|Elevation||1,331 ft (406 m) NAVD 88|
|Prominence||484 ft (148 m)|
|Riverside County, California, United States|
|Range||San Bernardino Mountains|
|Topo map||USGS Riverside West|
Mount Rubidoux is a hill in the city of Riverside, California, United States, that has been designated a city park and landmark. The hill was once a popular Southern California tourist destination and is still the site of the oldest outdoor non-denominational Easter Sunrise service in the United States. Many historic markers and memorials have been placed on the hill, the most prominent being the cross at the summit dedicated to Father Junípero Serra.
Tom Patterson, as well as most local Riverside historians, have concluded that the original name of Mount Rubidoux was Pachappa. They speculate that one of the early owners of Rancho Jurupa reassigned the name Pachappa to another, smaller hill, in order to expand the property of the Rancho. Since Pachappa hill was designated as the southeast marker of the Jurupa Rancho, which was granted by the Mexican government to Juan Bandini in 1838, reassigning the name to the current Pachappa Hill would have expanded the Rancho Jurupa significantly, incorporating all of the area covered by today's downtown Riverside. It is also possible the United States government renamed the hills in order to satisfy acreage requirements of the original Mexican land Grant.
In 1906 Frank Miller, owner of the Mission Inn, along with Henry E. Huntington and Charles M. Loring, formed the Huntington Park Association and purchased the property with the intent to build a road to the summit and develop the mountain as a park to benefit the city of Riverside. Originally the park was named Huntington Park, but the name was changed to the Frank A. Miller Mount Rubidoux Memorial Park after the heirs of Frank Miller donated the property to the city in 1955. On December 13, 1925, the Testimonial Peace Tower was dedicated to Miller. The bridge is a replica of a noted bridge in Alcántara, Spain. A plaque for 1932 Olympic equestrian Shunzo Kido was placed on the bridge in 1934 honoring his sacrifice of an Olympic medal in order to save his horse, Kyu Gun, from lameness.
Initial improvements, including the road, were completed in February 1907. The first memorial marker on the mountain, the cross and tablet at the summit honoring Father Junipero Serra, was dedicated on April 26, 1907. Serra supposedly often travelled through the valley and rested at Rubidoux Rancho.
A sunset over Mount Rubidoux, in 1909, was the occasion for Carrie Jacobs-Bond to compose her famous song, "A Perfect Day", which for many years was played each day as the last tune on the Mission Inn's carillon.
Easter sunrise service
In April 1909, Jacob Riis of New York, a friend of President Theodore Roosevelt, was in town to give an address at the Mission Inn. He suggested holding an Easter sunrise service at the top of the mountain, and on the following Sunday the first non-denominational outdoor Easter Sunrise Service in the United States was held at the top of the mount.

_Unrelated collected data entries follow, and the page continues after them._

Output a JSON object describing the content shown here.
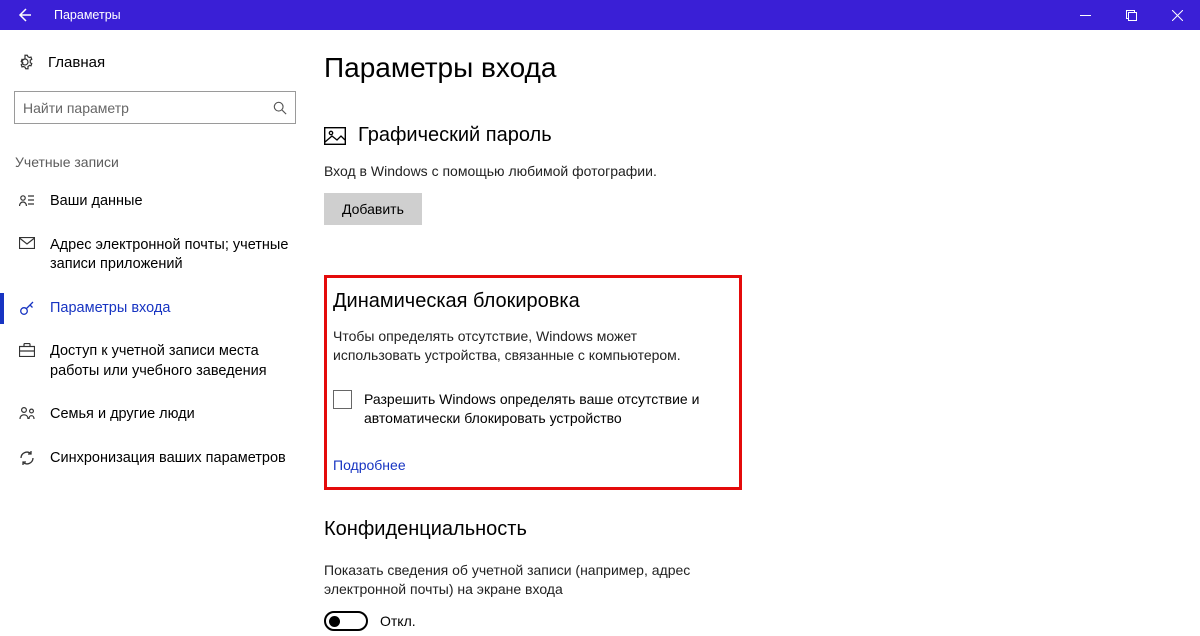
{
  "titlebar": {
    "title": "Параметры"
  },
  "sidebar": {
    "home": "Главная",
    "search_placeholder": "Найти параметр",
    "group": "Учетные записи",
    "items": [
      {
        "label": "Ваши данные"
      },
      {
        "label": "Адрес электронной почты; учетные записи приложений"
      },
      {
        "label": "Параметры входа"
      },
      {
        "label": "Доступ к учетной записи места работы или учебного заведения"
      },
      {
        "label": "Семья и другие люди"
      },
      {
        "label": "Синхронизация ваших параметров"
      }
    ]
  },
  "page": {
    "title": "Параметры входа",
    "picture_password": {
      "heading": "Графический пароль",
      "desc": "Вход в Windows с помощью любимой фотографии.",
      "add_button": "Добавить"
    },
    "dynamic_lock": {
      "heading": "Динамическая блокировка",
      "desc": "Чтобы определять отсутствие, Windows может использовать устройства, связанные с компьютером.",
      "checkbox_label": "Разрешить Windows определять ваше отсутствие и автоматически блокировать устройство",
      "more_link": "Подробнее"
    },
    "privacy": {
      "heading": "Конфиденциальность",
      "desc": "Показать сведения об учетной записи (например, адрес электронной почты) на экране входа",
      "toggle_state": "Откл."
    }
  }
}
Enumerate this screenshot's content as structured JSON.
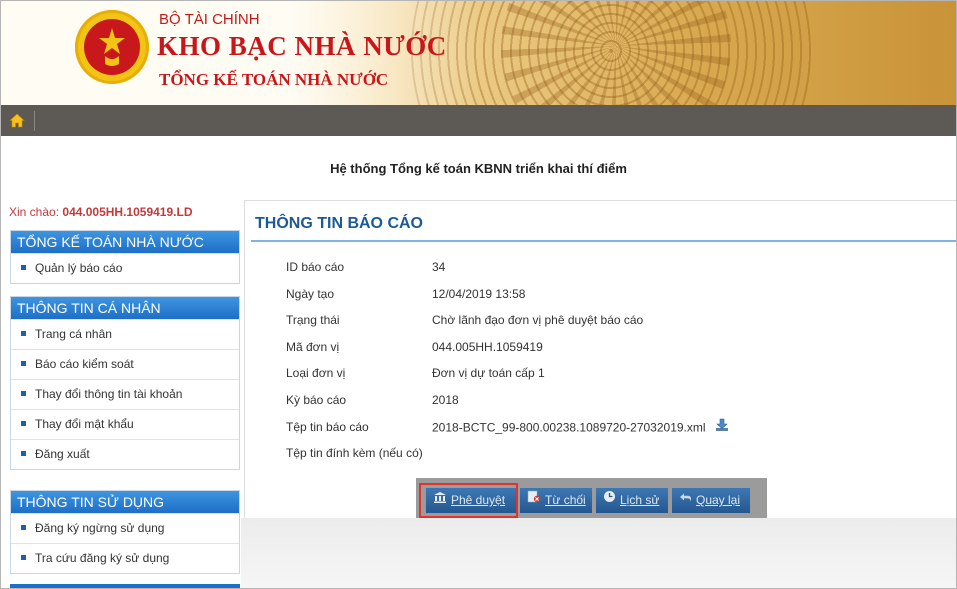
{
  "header": {
    "ministry": "BỘ TÀI CHÍNH",
    "org_name": "KHO BẠC NHÀ NƯỚC",
    "org_sub": "TỔNG KẾ TOÁN NHÀ NƯỚC"
  },
  "navbar": {
    "home_icon": "home-icon"
  },
  "system_title": "Hệ thống Tổng kế toán KBNN triển khai thí điểm",
  "sidebar": {
    "greeting_prefix": "Xin chào:",
    "username": "044.005HH.1059419.LD",
    "sections": [
      {
        "title": "TỔNG KẾ TOÁN NHÀ NƯỚC",
        "items": [
          "Quản lý báo cáo"
        ]
      },
      {
        "title": "THÔNG TIN CÁ NHÂN",
        "items": [
          "Trang cá nhân",
          "Báo cáo kiểm soát",
          "Thay đổi thông tin tài khoản",
          "Thay đổi mật khẩu",
          "Đăng xuất"
        ]
      },
      {
        "title": "THÔNG TIN SỬ DỤNG",
        "items": [
          "Đăng ký ngừng sử dụng",
          "Tra cứu đăng ký sử dụng"
        ]
      }
    ]
  },
  "report": {
    "title": "THÔNG TIN BÁO CÁO",
    "fields": [
      {
        "label": "ID báo cáo",
        "value": "34"
      },
      {
        "label": "Ngày tạo",
        "value": "12/04/2019 13:58"
      },
      {
        "label": "Trạng thái",
        "value": "Chờ lãnh đạo đơn vị phê duyệt báo cáo"
      },
      {
        "label": "Mã đơn vị",
        "value": "044.005HH.1059419"
      },
      {
        "label": "Loại đơn vị",
        "value": "Đơn vị dự toán cấp 1"
      },
      {
        "label": "Kỳ báo cáo",
        "value": "2018"
      },
      {
        "label": "Tệp tin báo cáo",
        "value": "2018-BCTC_99-800.00238.1089720-27032019.xml"
      },
      {
        "label": "Tệp tin đính kèm (nếu có)",
        "value": ""
      }
    ],
    "download_icon": "download-icon"
  },
  "actions": {
    "approve": "Phê duyệt",
    "reject": "Từ chối",
    "history": "Lịch sử",
    "back": "Quay lại"
  },
  "colors": {
    "brand_red": "#c8161b",
    "nav_bar": "#5d5a55",
    "panel_header_blue": "#1d6fc6",
    "title_blue": "#1c5a96",
    "button_blue": "#25578f",
    "highlight": "#e0322e"
  }
}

In 1912 an estimated crowd of 3,000 people were present to hear Henry Van Dyke read his poem, God of the Open Air. Each year attendance grew. In 1918 plans for an open-air 10,000-seat amphitheater designed by architect Frederick Heath were considered, but they were never implemented.
The annual service became nationally and internationally known, drawing huge crowds and celebrities, including opera soprano Marcella Craft. In 1915 the Southern Pacific Railroad provided a special service from Los Angeles to Riverside just for the event. The Pacific Electric trolley system also implemented special service from Los Angeles, Corona, Redlands, and San Bernardino. Peak attendance in the 1920s was reported to have exceeded 30,000.
Mount Rubidoux today
Mount Rubidoux continues to be an important landmark and valued asset to the people of Riverside. On April 12, 2009, the 100th anniversary of the Easter Sunrise service was held at the top of Mount Rubidoux. The city launches its premier fireworks show from the top of the mountain every Fourth of July.
Mount Rubidoux Park is open from dawn until dusk. It covers 161 acres (0.65 km2; 0.252 sq mi) and features 3.5 miles (5.6 km) of paved roads and several dirt hiking trails. The park is closed to vehicular traffic, but improvements in 2009 boosted the number of daily walkers, joggers, and bicyclists. The hill is also a popular place for bouldering, particularly for beginners in the sport.
All roads and trails are maintained in good condition by the city and by the Friends of Mount Rubidoux, a non-profit organization formed by citizen volunteers to restore, preserve, and beautify Mt. Rubidoux Park, to enhance knowledge of the rich history of Mt. Rubidoux Park, and to foster enjoyment by visitors to Mt. Rubidoux.